Lain waktu, Kla akan rekaman di studio. Dalam perjalanan menuju studio, lirik belum selesai. Kemudian di studio, dalam suasana terpepet, ingatan bawah sadar Katon melayang ke kota Yogya. Lahirlah kemudian lagu yang dibawakan vokal Katon dan Lilo. Bait awalnya berbunyi: Pulang ke kotamu/ Ada setangkup haru dalam rindu/ Masih seperti dulu/ Tiap sudut menyapaku bersahabat, penuh selaksa makna/ Terhanyut aku akan nostlagia/ Saat kita sering luangkan waktu/ Nikmati bersama/ Suasana Jogja ...”


Sebelum Kla mempopulerkan “Yogyakarta”, Anton Issudibyo pada tahun 1977 juga menulis lagu yang kebetulan berjudul sama. Tentu dengan dengan lirik dan melodi yang berbeda. Lagu yang dipopulerkan Geronimo plus Jatu Parmawati itu cenderung berkesan turistik seperti lagu untuk menyambut para pendatang. Lagu tersebut kini direkam kembali oleh Rafika Duri, dilengkapi rap oleh Afiblek. Simak lirik awalnya, “Selamat datang ke kota kami/ Yogyakarta indah dan megah/ Selamat datang kawan/ Kami menyambutmu ...”


“Jogja Kembali” 

Pada masa perjuangan setidaknya muncul dua lagu dengan lanskap sejarah Yogyakarta, yaitu “Sepasang Mata Bola” dan “Jogja Kembali”. Ismail Marzuki (1914-1958) menulis “Sepasang Mata Bola” sebagai bagian dari cara berjuang sebagai seniman. Ismail pada masa perjuangan dengan rombongan orkesnya pernah berada di garis depan untuk menghibur rakyat di daerah perjuangan mulai Karawang, Sukabumi, Bandung, sampai Yogyakarta. 


Peristiwa di medan perjuangan Bandung menginspirasinya menulis lagu-lagus romantis patriotis, seperti “Bandung Selatan di Waktu Malam”, “Sapu Tangan dari Bandung Selatan”, dan “Halo-Halo Bandung”. Adapun pengalaman di Yogyakarta melahirkan lagu  “Sepasang Mata Bola” dengan lirik awal menunjukkan lanskap stasiun Yogyakarta. “Hampir malam di Yogya/ketika keretaku tiba ...”

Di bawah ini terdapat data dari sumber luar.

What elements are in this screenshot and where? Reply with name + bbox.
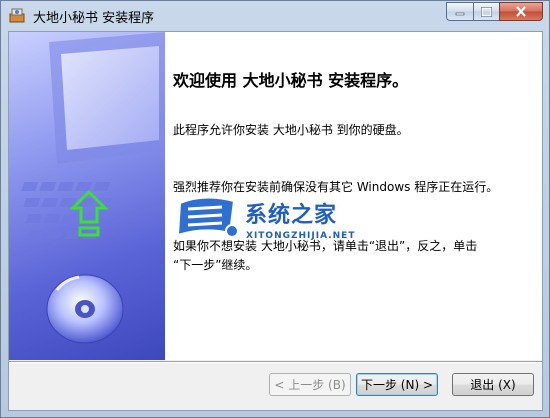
cd-disc-icon xyxy=(46,274,124,344)
instruction-paragraph-line2: “下一步”继续。 xyxy=(173,258,258,272)
intro-paragraph: 此程序允许你安装 大地小秘书 到你的硬盘。 xyxy=(173,123,409,137)
minimize-button[interactable] xyxy=(446,2,473,21)
welcome-panel: 欢迎使用 大地小秘书 安装程序。 此程序允许你安装 大地小秘书 到你的硬盘。 强… xyxy=(9,32,542,360)
button-separator xyxy=(9,361,542,363)
maximize-button[interactable] xyxy=(473,2,499,21)
watermark-subtext: XITONGZHIJIA.NET xyxy=(246,231,356,241)
close-icon xyxy=(516,6,526,17)
welcome-heading: 欢迎使用 大地小秘书 安装程序。 xyxy=(173,71,409,90)
maximize-icon xyxy=(481,6,492,17)
watermark-text: 系统之家 xyxy=(245,203,338,228)
minimize-icon xyxy=(455,12,465,15)
watermark-logo-icon xyxy=(176,196,239,238)
close-button[interactable] xyxy=(499,2,543,21)
window-controls xyxy=(446,2,543,21)
installer-icon xyxy=(9,8,25,23)
title-bar[interactable]: 大地小秘书 安装程序 xyxy=(1,1,549,31)
exit-button[interactable]: 退出 (X) xyxy=(452,373,534,396)
window-title: 大地小秘书 安装程序 xyxy=(33,11,155,26)
installer-window: 大地小秘书 安装程序 欢迎使用 大地小秘书 安装程序。 此程序允许你安装 大地小… xyxy=(0,0,550,418)
back-button[interactable]: < 上一步 (B) xyxy=(269,373,351,396)
wizard-banner-image xyxy=(9,32,165,360)
banner-artwork xyxy=(21,32,165,344)
wizard-body: 欢迎使用 大地小秘书 安装程序。 此程序允许你安装 大地小秘书 到你的硬盘。 强… xyxy=(8,31,543,411)
next-button[interactable]: 下一步 (N) > xyxy=(356,373,438,396)
watermark: 系统之家 XITONGZHIJIA.NET xyxy=(174,193,384,251)
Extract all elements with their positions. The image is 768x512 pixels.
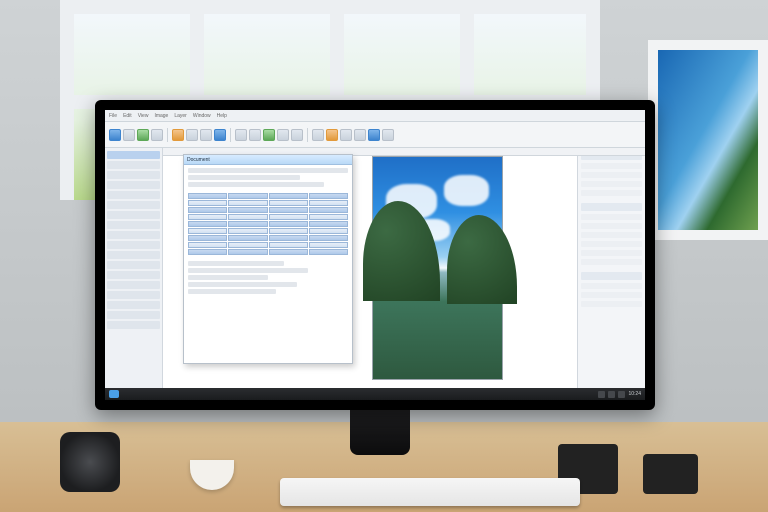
app-menubar[interactable]: File Edit View Image Layer Window Help xyxy=(105,110,645,122)
panel-row[interactable] xyxy=(581,259,642,265)
panel-row[interactable] xyxy=(107,301,160,309)
panel-row[interactable] xyxy=(107,251,160,259)
panel-header[interactable] xyxy=(581,203,642,211)
panel-row[interactable] xyxy=(107,281,160,289)
tool-icon[interactable] xyxy=(326,129,338,141)
tool-icon[interactable] xyxy=(123,129,135,141)
panel-row[interactable] xyxy=(107,151,160,159)
panel-row[interactable] xyxy=(581,301,642,307)
panel-row[interactable] xyxy=(107,201,160,209)
panel-row[interactable] xyxy=(107,241,160,249)
workspace: Document xyxy=(105,148,645,388)
text-line xyxy=(188,289,276,294)
tray-icon[interactable] xyxy=(598,391,605,398)
landscape-image-canvas[interactable] xyxy=(372,156,503,380)
menu-item[interactable]: Image xyxy=(154,113,168,119)
tool-icon[interactable] xyxy=(382,129,394,141)
panel-row[interactable] xyxy=(581,241,642,247)
text-line xyxy=(188,175,300,180)
panel-row[interactable] xyxy=(581,232,642,238)
taskbar-clock[interactable]: 10:24 xyxy=(628,391,641,397)
tool-icon[interactable] xyxy=(137,129,149,141)
tool-icon[interactable] xyxy=(151,129,163,141)
panel-row[interactable] xyxy=(107,231,160,239)
panel-row[interactable] xyxy=(581,172,642,178)
panel-row[interactable] xyxy=(107,261,160,269)
start-button[interactable] xyxy=(109,390,119,398)
text-line xyxy=(188,168,348,173)
desk-box xyxy=(643,454,698,494)
menu-item[interactable]: Layer xyxy=(174,113,187,119)
app-toolbar xyxy=(105,122,645,148)
panel-row[interactable] xyxy=(107,171,160,179)
floating-window-titlebar[interactable]: Document xyxy=(184,155,352,165)
panel-row[interactable] xyxy=(581,250,642,256)
tool-icon[interactable] xyxy=(235,129,247,141)
tool-icon[interactable] xyxy=(200,129,212,141)
menu-item[interactable]: View xyxy=(138,113,149,119)
screen: File Edit View Image Layer Window Help xyxy=(105,110,645,400)
keyboard xyxy=(280,478,580,506)
panel-row[interactable] xyxy=(581,181,642,187)
text-line xyxy=(188,275,268,280)
panel-row[interactable] xyxy=(107,321,160,329)
text-line xyxy=(188,282,297,287)
panel-row[interactable] xyxy=(107,221,160,229)
tool-icon[interactable] xyxy=(249,129,261,141)
panel-row[interactable] xyxy=(581,283,642,289)
panel-header[interactable] xyxy=(581,272,642,280)
menu-item[interactable]: Window xyxy=(193,113,211,119)
wall-art-landscape xyxy=(648,40,768,240)
os-taskbar[interactable]: 10:24 xyxy=(105,388,645,400)
panel-row[interactable] xyxy=(107,191,160,199)
panel-row[interactable] xyxy=(581,163,642,169)
tool-icon[interactable] xyxy=(214,129,226,141)
tool-icon[interactable] xyxy=(312,129,324,141)
monitor-stand xyxy=(350,405,410,455)
panel-row[interactable] xyxy=(107,271,160,279)
tool-icon[interactable] xyxy=(186,129,198,141)
tool-icon[interactable] xyxy=(263,129,275,141)
floating-window-body xyxy=(184,165,352,363)
tool-icon[interactable] xyxy=(109,129,121,141)
floating-document-window[interactable]: Document xyxy=(183,154,353,364)
panel-row[interactable] xyxy=(107,211,160,219)
menu-item[interactable]: File xyxy=(109,113,117,119)
desk-speaker xyxy=(60,432,120,492)
panel-row[interactable] xyxy=(581,190,642,196)
tool-icon[interactable] xyxy=(291,129,303,141)
panel-row[interactable] xyxy=(581,214,642,220)
tray-icon[interactable] xyxy=(618,391,625,398)
tool-icon[interactable] xyxy=(368,129,380,141)
monitor-bezel: File Edit View Image Layer Window Help xyxy=(95,100,655,410)
tray-icon[interactable] xyxy=(608,391,615,398)
text-line xyxy=(188,261,284,266)
left-panel xyxy=(105,148,163,388)
data-table xyxy=(188,193,348,255)
document-area: Document xyxy=(163,148,645,388)
tool-icon[interactable] xyxy=(172,129,184,141)
panel-row[interactable] xyxy=(107,291,160,299)
menu-item[interactable]: Help xyxy=(217,113,227,119)
panel-row[interactable] xyxy=(581,223,642,229)
tool-icon[interactable] xyxy=(277,129,289,141)
text-line xyxy=(188,268,308,273)
panel-row[interactable] xyxy=(107,311,160,319)
image-canvas-pane xyxy=(368,148,507,388)
system-tray: 10:24 xyxy=(598,391,641,398)
text-line xyxy=(188,182,324,187)
tool-icon[interactable] xyxy=(340,129,352,141)
panel-row[interactable] xyxy=(581,292,642,298)
menu-item[interactable]: Edit xyxy=(123,113,132,119)
panel-row[interactable] xyxy=(107,161,160,169)
tool-icon[interactable] xyxy=(354,129,366,141)
right-properties-panel xyxy=(577,148,645,388)
panel-row[interactable] xyxy=(107,181,160,189)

Pada refrein ia menulis: “Sepasang mata bola, gemilang murni mesra/Telah memandang beta si setasiun Yogya...”


Yogyakarta sebagai kota perjuangan juga diabadikan dalam lagi “Jogja Kembali” gubahan Subagjo. Lagu tersebut berlatar belakang sejarah kembalinya Yogyakarta ke tangan Republik pada 29 Juni 1949 yang kemudian dikenal sebagai peristiwa Yogya Kembali. Kita kutipkan lirik selengkapnya yang terkesan patriotik heroik. 


“Walaupun Yogya kembali ke tangan kita/Itulah bukan berarti kita berlengah hati/Siap korban jiwa raga dengan semangat baja/Untuk negara dan bangsa Republik Indonesia.”


Notasi awal lagu itu sejak era 1950-an dijadikan jingle oleh RRI Yogyakarta dan biasa diperdengarkan sebagai penanda waktu menjelang siaran berita. 


Seniman yang peka mencatat sejarah dan perasaan manusia dalam lagu. Lagu-lagu itu seperti menjadi soundtrack zaman yang bisa membantu orang untuk menghayati sejarah—agar tidak melupakan sejarah bangsanya sendiri.